Montanism (or Cataphrygian Heresy)
Montanus, a 2nd century prophet taught that he himself was the final revelation of the Holy Spirit which Jesus had promised to send. Montanists were strictly and legalistically moral and looked for the imminent second coming of Jesus. Most of the Montanist writings have been lost.
Arianism
Arius taught in the 4th century that God alone was self-existent and immutable, and therefore the Son must have been a created being. Worship of the Son continued, so that in some sense Arianism was Polytheistic. Arianism was condemned by the Council of Nicaea in 325 AD whose creed rules out this heresy from the orthodox faith.
Appolonarianism
This Christological heresy followed from the concept of a human being consisting of three separate parts: a body, a soul and a spirit. Jesus, taught Appolonarius, had a human body and soul, but his spirit was the divine Logos. He thought of Christ as God clothed in human flesh.
Monophysitism
See Eutychianism.
Eutychianism
Eutyches was a 4-5th century monk who taught a form of Monophysitism. "Christ, he maintained, was of two natures, but not in them; before the union there existed the two natures, divine and human, but after it the two so blended that there was one nature only, and that fully divine, Jesus was homoousion [one substance] with the Father but not with man." [Christie-Murray, 69]
Nestorianism
Christological heresies spring from an overemphasis on either the human or the divine side of Jesus. Nestorianism is one of the former. The Encyclopaedia Britannica says:
What [Nestorius] actually taught was a prosopic union. The Greek term prosopon means the self-manifestation of an individual that can be extended by means of other things--e.g., a painter includes his brush within his own prosopon. So the Son of God used manhood for his self-manifestation, and manhood was, therefore, included in his prosopon, so that he was a single object of presentation.
Nestorius wrote:
The Church teaches that God the Son was not united to an already existing being but that Christ's human nature, when first created by God, was not given one moment's purely human existence. From the first moment it existed, not as a single independent existing essence or nature, but as the human nature of the Word...It was his nature, not as our garments are our garments but as our hearts are our hearts, united to his eternal Godhead with a union so close that the only analogy we can find is the union in man of soul and body....As the reasonable soul and flesh is one man, so God and man is one Christ.
Pelagianism
Pelagius (5th century) denied the doctrine of Original Sin and taught that humans were creatures of essential goodness and free will. He held that sin was voluntary, not the inevitable consequence of human weakness. Pelagius hoped to encourage higher moral standards among Christians.
Semi-Pelagianism
Unlike the Pelagians, who denied original sin and believed in perfect human free will, the semi-Pelagians believed in the universality of original sin as a corruptive force in man.

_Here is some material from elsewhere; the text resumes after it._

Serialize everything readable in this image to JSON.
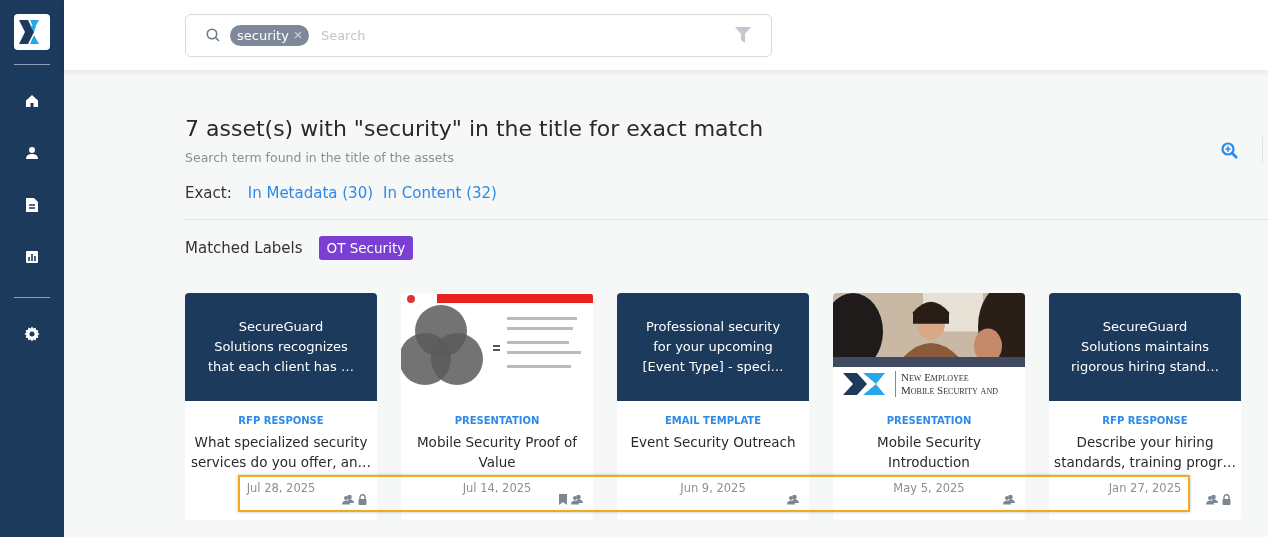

They also believed that without God's grace this corruptive force could not be overcome, and they therefore admitted the necessity of grace for Christian life and action. They also insisted on the necessity of Baptism, even for infants. But contrary to Augustine, they taught that the innate corruption of man was not so great that the initiative toward Christian commitment was beyond the powers of man's native will.
Encyclopaedia Britannica
Monothelitism
Related to Monophysitism, Monothelitism is holds that there is a single will in Christ.